Today is π-day, March  14th.  π equals 3.14 ad infinitum.   I’m hoping our local library can find me a copy of the recently published book The Shape of a Life:  One Mathematician’s Search for the Universe’s Hidden Geometry by Shing-Tung Yau and Steve Nadis.  The books share’s Yau’s effort to uncover the geometric shape of the universe’s possible hidden dimensions, but told for regular people who have trouble remembering definitions of circumference and diameter.   It’s amazing what the human mind can fathom. 

And it’s also amazing what the human mind can fathom.  We have discovered ways to destroy civilizations.  In this month’s Atlantic Magazine, there is an article about how lucky we are to still be here.  There are forces unpredictable and uncontrollable in the universe that could destroy our planet instantaneously, but we have also fathomed ways to destroy ourselves. 

They share various stories of near-miss apocalypses.  Here are two of them:

“On September 26, 1983, a Soviet duty officer named Stanislav Petrov found himself paralyzed. He was manning the Soviet Union’s early-warning system for incoming American nuclear missiles when his computer alerted him to the unthinkable: a highly reliable detection of incoming warheads. It was a nuclear first strike and the possible end of civilization.
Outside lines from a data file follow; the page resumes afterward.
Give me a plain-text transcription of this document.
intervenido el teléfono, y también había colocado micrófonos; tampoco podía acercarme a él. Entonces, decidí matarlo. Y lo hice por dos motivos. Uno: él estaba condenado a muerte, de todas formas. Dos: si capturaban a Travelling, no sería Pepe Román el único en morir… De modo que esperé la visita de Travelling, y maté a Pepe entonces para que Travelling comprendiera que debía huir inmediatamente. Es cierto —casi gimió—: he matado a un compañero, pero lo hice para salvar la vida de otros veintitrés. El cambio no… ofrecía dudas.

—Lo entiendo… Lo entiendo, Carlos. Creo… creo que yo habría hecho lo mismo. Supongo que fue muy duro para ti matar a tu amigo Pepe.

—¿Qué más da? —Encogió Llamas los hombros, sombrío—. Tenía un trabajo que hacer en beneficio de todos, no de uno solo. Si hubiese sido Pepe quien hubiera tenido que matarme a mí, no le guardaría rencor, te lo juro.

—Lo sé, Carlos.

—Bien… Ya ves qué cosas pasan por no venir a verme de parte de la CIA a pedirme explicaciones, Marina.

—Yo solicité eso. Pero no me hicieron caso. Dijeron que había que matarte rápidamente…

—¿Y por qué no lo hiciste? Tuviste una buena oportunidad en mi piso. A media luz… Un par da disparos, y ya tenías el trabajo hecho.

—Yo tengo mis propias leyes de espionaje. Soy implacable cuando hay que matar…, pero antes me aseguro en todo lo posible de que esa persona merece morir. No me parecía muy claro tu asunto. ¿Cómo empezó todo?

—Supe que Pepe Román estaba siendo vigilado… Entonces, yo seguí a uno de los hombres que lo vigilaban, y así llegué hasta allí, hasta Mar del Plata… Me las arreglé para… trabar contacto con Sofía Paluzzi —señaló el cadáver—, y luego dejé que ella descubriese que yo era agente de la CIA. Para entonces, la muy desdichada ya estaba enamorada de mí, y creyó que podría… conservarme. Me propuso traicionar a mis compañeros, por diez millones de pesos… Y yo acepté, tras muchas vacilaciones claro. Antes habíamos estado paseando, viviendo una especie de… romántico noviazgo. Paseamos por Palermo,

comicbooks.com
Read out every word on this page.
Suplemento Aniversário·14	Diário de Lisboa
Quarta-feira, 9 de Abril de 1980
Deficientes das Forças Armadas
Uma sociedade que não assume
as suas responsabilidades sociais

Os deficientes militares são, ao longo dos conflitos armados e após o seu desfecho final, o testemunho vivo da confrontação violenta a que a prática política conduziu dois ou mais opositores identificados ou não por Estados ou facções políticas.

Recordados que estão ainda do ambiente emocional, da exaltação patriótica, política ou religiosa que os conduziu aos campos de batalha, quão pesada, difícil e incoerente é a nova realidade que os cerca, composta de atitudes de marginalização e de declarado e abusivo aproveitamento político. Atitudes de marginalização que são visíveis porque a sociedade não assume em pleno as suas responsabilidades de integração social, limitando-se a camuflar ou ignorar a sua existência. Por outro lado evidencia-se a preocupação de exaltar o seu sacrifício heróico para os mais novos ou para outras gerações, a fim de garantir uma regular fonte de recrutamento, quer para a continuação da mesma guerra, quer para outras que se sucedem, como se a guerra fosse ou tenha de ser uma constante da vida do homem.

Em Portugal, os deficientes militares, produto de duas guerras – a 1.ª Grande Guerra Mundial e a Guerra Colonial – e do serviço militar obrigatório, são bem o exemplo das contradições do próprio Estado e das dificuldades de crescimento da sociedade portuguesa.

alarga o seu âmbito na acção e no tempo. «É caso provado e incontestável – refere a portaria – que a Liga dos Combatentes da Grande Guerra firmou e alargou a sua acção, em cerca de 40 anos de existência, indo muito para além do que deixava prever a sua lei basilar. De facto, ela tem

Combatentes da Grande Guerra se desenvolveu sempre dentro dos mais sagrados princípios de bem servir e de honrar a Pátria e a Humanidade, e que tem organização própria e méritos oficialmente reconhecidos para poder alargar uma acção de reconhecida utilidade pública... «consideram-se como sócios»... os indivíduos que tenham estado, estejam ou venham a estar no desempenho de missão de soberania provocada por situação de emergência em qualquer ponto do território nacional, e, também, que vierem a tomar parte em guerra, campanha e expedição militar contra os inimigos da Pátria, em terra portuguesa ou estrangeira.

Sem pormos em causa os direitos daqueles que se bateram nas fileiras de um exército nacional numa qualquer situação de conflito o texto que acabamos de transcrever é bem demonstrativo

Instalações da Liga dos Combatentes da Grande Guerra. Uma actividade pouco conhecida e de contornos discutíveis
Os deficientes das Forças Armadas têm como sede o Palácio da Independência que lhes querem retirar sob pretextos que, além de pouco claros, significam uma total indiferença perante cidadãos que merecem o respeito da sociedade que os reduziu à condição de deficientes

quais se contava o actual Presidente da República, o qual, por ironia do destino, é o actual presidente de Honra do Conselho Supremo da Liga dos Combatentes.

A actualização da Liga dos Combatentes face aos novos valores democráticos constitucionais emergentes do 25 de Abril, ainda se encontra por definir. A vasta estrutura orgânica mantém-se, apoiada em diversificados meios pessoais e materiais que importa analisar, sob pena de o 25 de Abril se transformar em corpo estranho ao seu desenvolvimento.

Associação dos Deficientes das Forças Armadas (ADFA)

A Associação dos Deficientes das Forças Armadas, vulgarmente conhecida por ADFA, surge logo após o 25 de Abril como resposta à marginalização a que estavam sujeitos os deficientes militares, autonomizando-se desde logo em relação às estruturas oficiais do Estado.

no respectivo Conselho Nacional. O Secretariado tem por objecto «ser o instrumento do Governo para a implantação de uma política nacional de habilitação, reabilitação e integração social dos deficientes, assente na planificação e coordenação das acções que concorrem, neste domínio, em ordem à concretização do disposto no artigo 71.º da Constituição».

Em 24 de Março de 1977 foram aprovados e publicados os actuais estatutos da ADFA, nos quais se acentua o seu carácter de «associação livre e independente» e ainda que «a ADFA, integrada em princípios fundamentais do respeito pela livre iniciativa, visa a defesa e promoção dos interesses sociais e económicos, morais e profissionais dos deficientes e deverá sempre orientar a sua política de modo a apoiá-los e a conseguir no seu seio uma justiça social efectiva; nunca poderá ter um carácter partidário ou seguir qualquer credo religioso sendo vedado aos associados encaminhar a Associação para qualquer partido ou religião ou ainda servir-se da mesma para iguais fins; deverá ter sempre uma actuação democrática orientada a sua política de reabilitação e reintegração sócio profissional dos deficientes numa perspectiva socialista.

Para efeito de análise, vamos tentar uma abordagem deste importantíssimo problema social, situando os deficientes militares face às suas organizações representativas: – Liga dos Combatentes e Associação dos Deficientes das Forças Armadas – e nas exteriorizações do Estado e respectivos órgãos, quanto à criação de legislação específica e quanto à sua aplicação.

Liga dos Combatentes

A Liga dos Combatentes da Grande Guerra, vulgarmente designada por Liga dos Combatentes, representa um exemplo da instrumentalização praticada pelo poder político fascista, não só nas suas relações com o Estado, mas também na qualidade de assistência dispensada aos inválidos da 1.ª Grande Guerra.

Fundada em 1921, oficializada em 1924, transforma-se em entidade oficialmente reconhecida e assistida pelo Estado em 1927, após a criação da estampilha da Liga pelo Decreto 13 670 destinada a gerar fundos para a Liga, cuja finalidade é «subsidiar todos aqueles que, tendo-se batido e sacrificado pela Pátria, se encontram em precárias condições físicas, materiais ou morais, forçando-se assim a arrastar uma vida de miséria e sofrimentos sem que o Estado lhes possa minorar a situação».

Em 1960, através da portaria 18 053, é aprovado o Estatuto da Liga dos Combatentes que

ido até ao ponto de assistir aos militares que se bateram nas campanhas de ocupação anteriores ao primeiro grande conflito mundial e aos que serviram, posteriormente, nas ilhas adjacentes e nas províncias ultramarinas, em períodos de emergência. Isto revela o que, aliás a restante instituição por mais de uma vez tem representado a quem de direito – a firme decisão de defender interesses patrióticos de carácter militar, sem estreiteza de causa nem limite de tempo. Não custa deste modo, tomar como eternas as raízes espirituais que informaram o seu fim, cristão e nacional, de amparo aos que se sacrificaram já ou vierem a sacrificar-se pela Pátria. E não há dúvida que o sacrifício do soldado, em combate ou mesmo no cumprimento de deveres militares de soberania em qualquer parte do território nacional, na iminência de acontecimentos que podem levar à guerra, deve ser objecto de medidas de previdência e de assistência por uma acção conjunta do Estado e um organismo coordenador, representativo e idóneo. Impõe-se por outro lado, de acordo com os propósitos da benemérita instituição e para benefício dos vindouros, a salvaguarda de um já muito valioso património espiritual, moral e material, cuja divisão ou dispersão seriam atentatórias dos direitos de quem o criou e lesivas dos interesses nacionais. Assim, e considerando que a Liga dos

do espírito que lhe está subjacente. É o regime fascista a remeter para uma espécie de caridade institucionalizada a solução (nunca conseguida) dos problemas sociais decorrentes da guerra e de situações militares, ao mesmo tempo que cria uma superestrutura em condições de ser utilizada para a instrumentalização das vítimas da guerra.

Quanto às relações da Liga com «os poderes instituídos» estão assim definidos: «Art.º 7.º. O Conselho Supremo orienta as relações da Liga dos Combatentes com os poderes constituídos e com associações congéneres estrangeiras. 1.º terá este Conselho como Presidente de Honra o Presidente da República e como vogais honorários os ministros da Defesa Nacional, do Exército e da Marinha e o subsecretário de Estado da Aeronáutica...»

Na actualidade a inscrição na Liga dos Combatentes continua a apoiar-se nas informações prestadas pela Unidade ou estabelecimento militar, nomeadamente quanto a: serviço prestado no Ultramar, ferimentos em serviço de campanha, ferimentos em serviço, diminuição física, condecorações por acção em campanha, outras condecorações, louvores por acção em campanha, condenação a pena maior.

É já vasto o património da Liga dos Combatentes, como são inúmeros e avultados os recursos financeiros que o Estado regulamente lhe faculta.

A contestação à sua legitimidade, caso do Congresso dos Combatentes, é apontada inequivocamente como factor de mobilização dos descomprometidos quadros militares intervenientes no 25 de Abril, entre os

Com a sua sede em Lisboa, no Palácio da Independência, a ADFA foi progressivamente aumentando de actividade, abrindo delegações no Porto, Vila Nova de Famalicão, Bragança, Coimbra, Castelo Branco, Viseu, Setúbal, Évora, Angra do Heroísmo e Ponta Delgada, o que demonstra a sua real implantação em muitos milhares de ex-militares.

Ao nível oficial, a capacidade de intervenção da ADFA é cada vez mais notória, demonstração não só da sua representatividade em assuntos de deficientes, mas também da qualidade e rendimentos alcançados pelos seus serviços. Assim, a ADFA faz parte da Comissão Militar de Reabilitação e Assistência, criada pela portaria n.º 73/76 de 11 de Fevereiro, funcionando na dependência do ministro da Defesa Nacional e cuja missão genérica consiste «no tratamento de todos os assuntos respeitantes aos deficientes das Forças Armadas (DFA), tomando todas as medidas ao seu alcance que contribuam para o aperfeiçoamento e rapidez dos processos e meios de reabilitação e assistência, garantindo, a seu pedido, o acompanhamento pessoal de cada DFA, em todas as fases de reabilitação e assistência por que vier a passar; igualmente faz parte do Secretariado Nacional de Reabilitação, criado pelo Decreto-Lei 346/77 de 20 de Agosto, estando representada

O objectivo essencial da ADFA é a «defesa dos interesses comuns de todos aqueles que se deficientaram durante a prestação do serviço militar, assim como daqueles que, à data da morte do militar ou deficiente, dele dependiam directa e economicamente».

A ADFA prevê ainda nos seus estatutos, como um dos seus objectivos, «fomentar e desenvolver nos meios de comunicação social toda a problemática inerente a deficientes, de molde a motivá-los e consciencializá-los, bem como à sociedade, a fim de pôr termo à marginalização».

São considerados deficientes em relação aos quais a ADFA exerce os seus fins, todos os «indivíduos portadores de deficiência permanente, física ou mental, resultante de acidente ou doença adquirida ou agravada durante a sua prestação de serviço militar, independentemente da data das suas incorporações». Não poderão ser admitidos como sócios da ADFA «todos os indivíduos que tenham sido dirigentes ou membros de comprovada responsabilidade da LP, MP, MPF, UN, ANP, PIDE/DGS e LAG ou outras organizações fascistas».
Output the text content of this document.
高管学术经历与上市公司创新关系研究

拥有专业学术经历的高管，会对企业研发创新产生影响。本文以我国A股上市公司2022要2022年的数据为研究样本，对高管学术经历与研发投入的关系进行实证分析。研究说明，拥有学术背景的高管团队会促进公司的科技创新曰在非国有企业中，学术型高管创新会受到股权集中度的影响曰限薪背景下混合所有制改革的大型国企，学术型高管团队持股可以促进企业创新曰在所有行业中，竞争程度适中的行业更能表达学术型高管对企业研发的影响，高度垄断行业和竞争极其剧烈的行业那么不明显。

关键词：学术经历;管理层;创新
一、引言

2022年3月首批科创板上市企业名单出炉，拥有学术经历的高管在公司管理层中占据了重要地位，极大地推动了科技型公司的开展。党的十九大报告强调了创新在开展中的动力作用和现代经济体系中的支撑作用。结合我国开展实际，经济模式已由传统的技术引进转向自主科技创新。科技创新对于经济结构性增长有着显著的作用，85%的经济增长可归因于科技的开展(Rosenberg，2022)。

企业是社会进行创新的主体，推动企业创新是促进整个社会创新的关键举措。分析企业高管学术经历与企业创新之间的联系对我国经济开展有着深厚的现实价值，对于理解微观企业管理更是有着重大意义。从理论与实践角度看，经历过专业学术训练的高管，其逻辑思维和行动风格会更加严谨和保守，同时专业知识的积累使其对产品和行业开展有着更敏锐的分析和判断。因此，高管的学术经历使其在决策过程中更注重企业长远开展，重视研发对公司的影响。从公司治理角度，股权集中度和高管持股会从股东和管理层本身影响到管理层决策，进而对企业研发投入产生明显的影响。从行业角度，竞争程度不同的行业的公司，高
Or it was a computer malfunction. ‘The siren howled, but I just sat there for a few seconds, staring at the big, backlit, red screen with the word “launch” on it,’ Petrov later told the BBC. ‘All I had to do was to reach for the phone; to raise the direct line to our top commanders—but I couldn’t move. I felt like I was sitting on a hot frying pan ... Twenty-three minutes later I realized that nothing had happened. If there had been a real strike, then I would already know about it. It was such a relief ... they were lucky it was me on shift that night.’” 

“On November 9, 1979, the U.S. national-security adviser Zbigniew Brzezinski awoke to a military assistant solemnly informing him of another all-out nuclear first strike, this time coming from the Soviet side. As he prepared to call the president to advise a counterattack, Brzezinski decided not to wake up his wife, preferring to let her die peacefully in her sleep with the rest of humanity. With moments to spare Brzezinski learned it was a false alarm.”

Life is a precarious miracle.  It is a blessing from God.  It is filled with the possible and that is amazing, amazing and possible for what we can become as the Abram and Paul selections relate, but also amazing and possible in that we can stubbornly insist on playing Russian Roulette with humanity’s very survival.  The two stories above, thank God, ended without an apocalypse, but the longer we survive the more near misses we encounter, and then our odds become increasingly risky.

During Lent let us consider the wisdom of Jesus’ love and peacefulness, not as some ivory tower idealists, but as rational people who live in an increasingly lucky world that is  sometimes only a few seconds away from complete destruction.  God has promised us the stars, but we have to be worthy of that promise.  In the meanwhile, let us trust in the protective hand of God:  “The Lord is my light and my salvation; whom shall I fear?  The Lord is the stronghold of my life; of whom shall I be afraid?